George Bailey and Jimmy Adams making runs in the sunshine.
Dominic Sibley lbw Kyle Abbott, Hants confer.
Some lively spells from Fidel Edwards.
Hampshire’s future promise, Mason Crane and Lewis McManus.

In the 2017 fixture it was Surrey, with their home in the global city, that took to the field with ten England qualified players and Hampshire who were the team of internationalists: four England qualified players, three South Africans, two Australians, one Zimbabwean  and one West Indian. The first two days were dominated by Hampshire who posted their 5th highest ever score,  648-7, with centuries from Jimmy Adams, James Vince and George Bailey; but they were also then  left with the difficult task  of bowling out an opponent twice on the same pitch. Rory Burns led Surrey’s response from the front, but Hampshire  stuck at it with Fidel Edwards, now just one of four West Indians on the county circuit, bowling quickly on the third evening and handy support given  by Ian Holland who took five wickets on the final day; although, in truth, the Oval was rather becalmed on the fourth afternoon. A draw on a draw wicket.

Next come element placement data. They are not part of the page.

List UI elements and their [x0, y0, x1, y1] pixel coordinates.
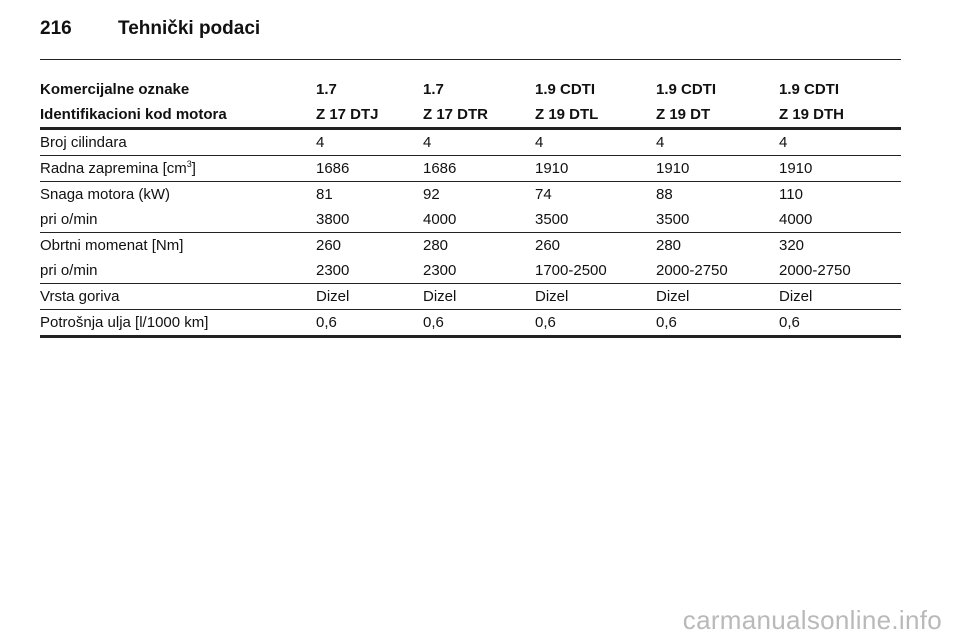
- header-cell: 1.9 CDTI: [656, 81, 717, 98]
- table-cell: 4: [656, 128, 779, 156]
- header-cell: 1.7: [423, 81, 444, 98]
- table-cell: 3800: [316, 207, 423, 233]
- table-cell: 92: [423, 186, 440, 203]
- table-cell: 1686: [316, 155, 423, 182]
- table-cell: 320: [779, 237, 805, 254]
- table-cell: 2000-2750: [779, 258, 901, 284]
- table-cell: 0,6: [656, 309, 779, 338]
- table-cell: 0,6: [316, 309, 423, 338]
- table-cell: 74: [535, 186, 552, 203]
- row-label: Potrošnja ulja [l/1000 km]: [40, 309, 316, 338]
- row-label: Obrtni momenat [Nm]: [40, 237, 184, 254]
- header-cell: Komercijalne oznake: [40, 81, 190, 98]
- row-label-text: Radna zapremina [cm: [40, 160, 187, 177]
- table-row: pri o/min 3800 4000 3500 3500 4000: [40, 207, 901, 233]
- table-row: Snaga motora (kW) 81 92 74 88 110: [40, 182, 901, 208]
- table-row: Obrtni momenat [Nm] 260 280 260 280 320: [40, 233, 901, 259]
- page-header: 216 Tehnički podaci: [40, 18, 260, 40]
- table-cell: 1910: [779, 155, 901, 182]
- watermark-text: carmanualsonline.info: [682, 605, 942, 635]
- table-cell: 280: [423, 237, 449, 254]
- table-cell: 3500: [656, 207, 779, 233]
- table-header-row-commercial: Komercijalne oznake 1.7 1.7 1.9 CDTI 1.9…: [40, 77, 901, 102]
- table-row: Broj cilindara 4 4 4 4 4: [40, 128, 901, 156]
- table-cell: 1686: [423, 155, 535, 182]
- table-cell: 81: [316, 186, 333, 203]
- table-cell: Dizel: [656, 283, 779, 310]
- table-cell: 2000-2750: [656, 258, 779, 284]
- header-divider: [40, 59, 901, 60]
- table-cell: 2300: [316, 258, 423, 284]
- row-label: Broj cilindara: [40, 128, 316, 156]
- table-cell: 260: [316, 237, 342, 254]
- table-cell: Dizel: [535, 283, 656, 310]
- unit-bracket: ]: [191, 160, 196, 177]
- table-cell: Dizel: [423, 283, 535, 310]
- table-cell: 4000: [779, 207, 901, 233]
- header-cell: Z 19 DT: [656, 102, 779, 130]
- header-cell: 1.7: [316, 81, 337, 98]
- table-cell: 88: [656, 186, 673, 203]
- header-cell: Identifikacioni kod motora: [40, 102, 316, 130]
- table-cell: Dizel: [779, 283, 901, 310]
- table-cell: 4: [316, 128, 423, 156]
- table-cell: 1700-2500: [535, 258, 656, 284]
- header-cell: Z 19 DTH: [779, 102, 901, 130]
- header-cell: Z 19 DTL: [535, 102, 656, 130]
- table-cell: 1910: [656, 155, 779, 182]
- table-header-row-engine-code: Identifikacioni kod motora Z 17 DTJ Z 17…: [40, 102, 901, 130]
- table-cell: 4: [535, 128, 656, 156]
- table-cell: 3500: [535, 207, 656, 233]
- table-cell: Dizel: [316, 283, 423, 310]
- table-row: Radna zapremina [cm3] 1686 1686 1910 191…: [40, 155, 901, 182]
- page-number: 216: [40, 18, 72, 39]
- page-title: Tehnički podaci: [118, 18, 261, 39]
- row-label: Snaga motora (kW): [40, 186, 171, 203]
- table-cell: 0,6: [779, 309, 901, 338]
- header-cell: Z 17 DTJ: [316, 102, 423, 130]
- row-label: Vrsta goriva: [40, 283, 316, 310]
- table-row: pri o/min 2300 2300 1700-2500 2000-2750 …: [40, 258, 901, 284]
- table-cell: 4: [779, 128, 901, 156]
- table-cell: 4: [423, 128, 535, 156]
- header-cell: 1.9 CDTI: [779, 81, 840, 98]
- table-cell: 110: [779, 186, 803, 203]
- row-label: pri o/min: [40, 258, 316, 284]
- row-label: pri o/min: [40, 207, 316, 233]
- unit-superscript: 3: [186, 159, 192, 169]
- table-row: Potrošnja ulja [l/1000 km] 0,6 0,6 0,6 0…: [40, 309, 901, 338]
- table-cell: 2300: [423, 258, 535, 284]
- row-label: Radna zapremina [cm3]: [40, 155, 316, 182]
- table-cell: 0,6: [535, 309, 656, 338]
- header-cell: 1.9 CDTI: [535, 81, 596, 98]
- table-cell: 0,6: [423, 309, 535, 338]
- table-cell: 280: [656, 237, 682, 254]
- table-cell: 4000: [423, 207, 535, 233]
- table-row: Vrsta goriva Dizel Dizel Dizel Dizel Diz…: [40, 283, 901, 310]
- engine-spec-table: Komercijalne oznake 1.7 1.7 1.9 CDTI 1.9…: [40, 77, 901, 338]
- header-cell: Z 17 DTR: [423, 102, 535, 130]
- table-cell: 1910: [535, 155, 656, 182]
- table-cell: 260: [535, 237, 561, 254]
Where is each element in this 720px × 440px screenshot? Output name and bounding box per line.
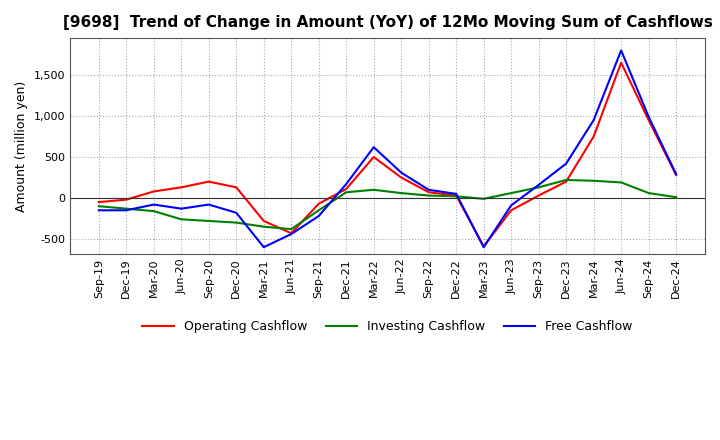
- Investing Cashflow: [177, 216, 186, 222]
- Operating Cashflow: [204, 179, 213, 184]
- Investing Cashflow: [644, 191, 653, 196]
- Free Cashflow: [315, 213, 323, 219]
- Line: Investing Cashflow: Investing Cashflow: [99, 180, 676, 229]
- Free Cashflow: [177, 206, 186, 211]
- Investing Cashflow: [259, 224, 268, 229]
- Investing Cashflow: [534, 185, 543, 190]
- Free Cashflow: [617, 48, 626, 53]
- Free Cashflow: [204, 202, 213, 207]
- Operating Cashflow: [397, 175, 405, 180]
- Investing Cashflow: [342, 190, 351, 195]
- Free Cashflow: [590, 117, 598, 123]
- Investing Cashflow: [617, 180, 626, 185]
- Investing Cashflow: [150, 209, 158, 214]
- Free Cashflow: [287, 231, 295, 237]
- Operating Cashflow: [617, 60, 626, 66]
- Line: Free Cashflow: Free Cashflow: [99, 51, 676, 247]
- Operating Cashflow: [315, 201, 323, 206]
- Free Cashflow: [424, 187, 433, 192]
- Investing Cashflow: [315, 208, 323, 213]
- Line: Operating Cashflow: Operating Cashflow: [99, 63, 676, 246]
- Free Cashflow: [480, 245, 488, 250]
- Operating Cashflow: [150, 189, 158, 194]
- Free Cashflow: [507, 203, 516, 208]
- Operating Cashflow: [94, 199, 103, 205]
- Operating Cashflow: [369, 154, 378, 160]
- Operating Cashflow: [590, 134, 598, 139]
- Free Cashflow: [534, 182, 543, 187]
- Free Cashflow: [369, 144, 378, 150]
- Free Cashflow: [94, 208, 103, 213]
- Investing Cashflow: [94, 204, 103, 209]
- Operating Cashflow: [122, 197, 130, 202]
- Investing Cashflow: [369, 187, 378, 192]
- Investing Cashflow: [590, 178, 598, 183]
- Investing Cashflow: [232, 220, 240, 225]
- Free Cashflow: [342, 181, 351, 187]
- Operating Cashflow: [177, 185, 186, 190]
- Operating Cashflow: [452, 193, 461, 198]
- Free Cashflow: [562, 161, 570, 166]
- Operating Cashflow: [562, 179, 570, 184]
- Free Cashflow: [397, 170, 405, 175]
- Investing Cashflow: [507, 191, 516, 196]
- Operating Cashflow: [259, 218, 268, 224]
- Free Cashflow: [452, 191, 461, 197]
- Free Cashflow: [122, 208, 130, 213]
- Investing Cashflow: [424, 193, 433, 198]
- Operating Cashflow: [232, 185, 240, 190]
- Operating Cashflow: [480, 244, 488, 249]
- Investing Cashflow: [480, 196, 488, 202]
- Y-axis label: Amount (million yen): Amount (million yen): [15, 81, 28, 212]
- Investing Cashflow: [672, 194, 680, 200]
- Title: [9698]  Trend of Change in Amount (YoY) of 12Mo Moving Sum of Cashflows: [9698] Trend of Change in Amount (YoY) o…: [63, 15, 712, 30]
- Free Cashflow: [644, 114, 653, 120]
- Legend: Operating Cashflow, Investing Cashflow, Free Cashflow: Operating Cashflow, Investing Cashflow, …: [138, 315, 637, 338]
- Investing Cashflow: [562, 177, 570, 183]
- Investing Cashflow: [122, 206, 130, 211]
- Operating Cashflow: [534, 193, 543, 198]
- Operating Cashflow: [424, 190, 433, 195]
- Investing Cashflow: [287, 227, 295, 232]
- Investing Cashflow: [204, 218, 213, 224]
- Investing Cashflow: [397, 191, 405, 196]
- Operating Cashflow: [342, 186, 351, 191]
- Free Cashflow: [259, 245, 268, 250]
- Operating Cashflow: [672, 172, 680, 178]
- Free Cashflow: [232, 210, 240, 216]
- Operating Cashflow: [507, 208, 516, 213]
- Investing Cashflow: [452, 194, 461, 199]
- Operating Cashflow: [644, 117, 653, 123]
- Free Cashflow: [150, 202, 158, 207]
- Free Cashflow: [672, 172, 680, 177]
- Operating Cashflow: [287, 231, 295, 236]
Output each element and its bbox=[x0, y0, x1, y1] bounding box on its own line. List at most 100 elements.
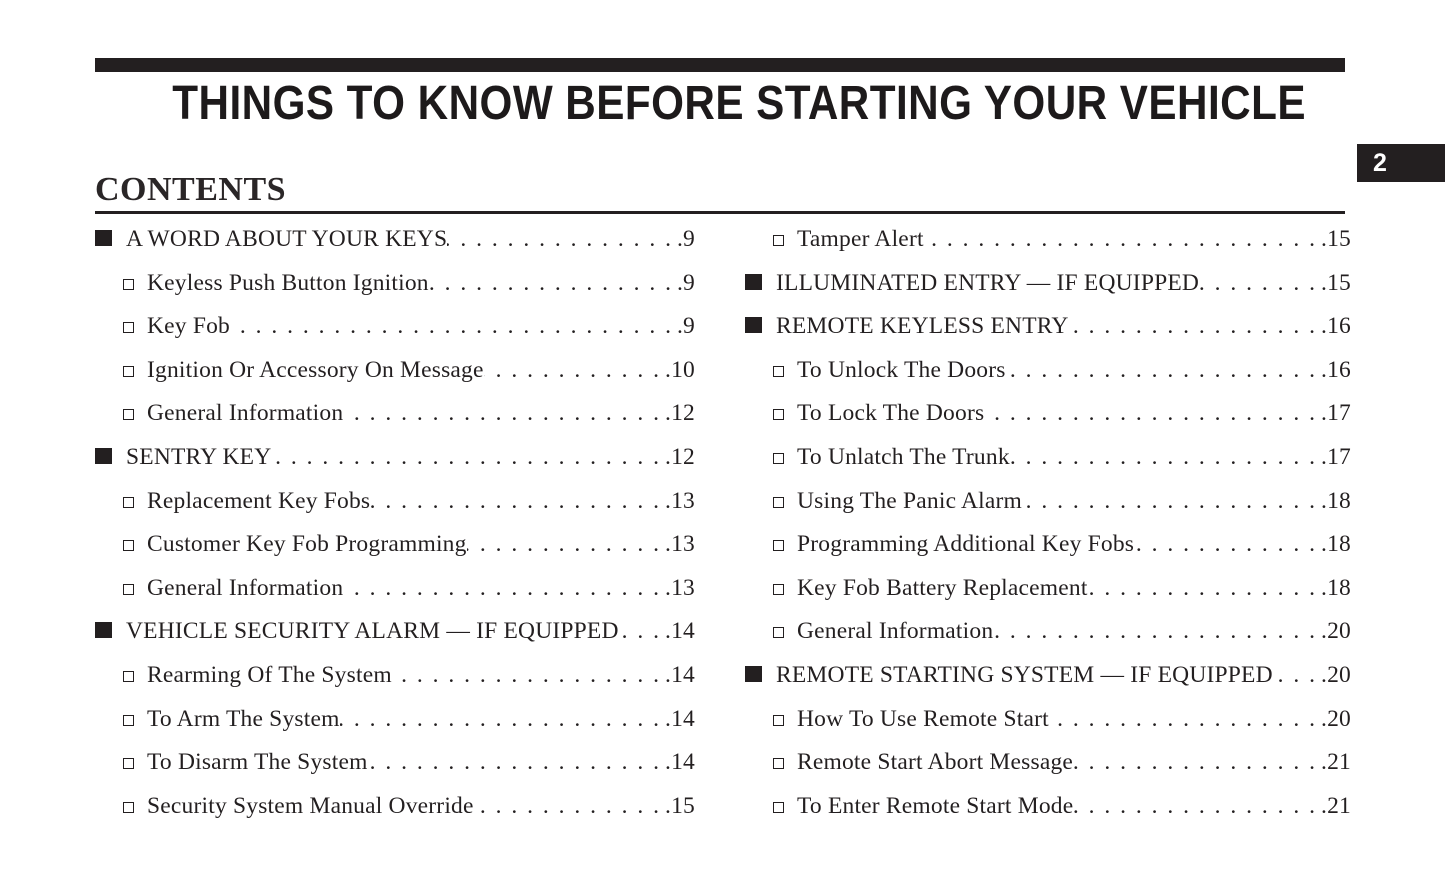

From the Oval, the pleasures of a county match in an empty cathedral; in a nice touch on the first day there was  a presentation made to Surrey members who had passed their personal half-centuries of membership; if other counties don’t do something similar in a better world they would. Hampshire stronger than they were a year ago and they should be playing Division 1 again next year; if they were to win four of their remaining five matches this year they could still be on to something.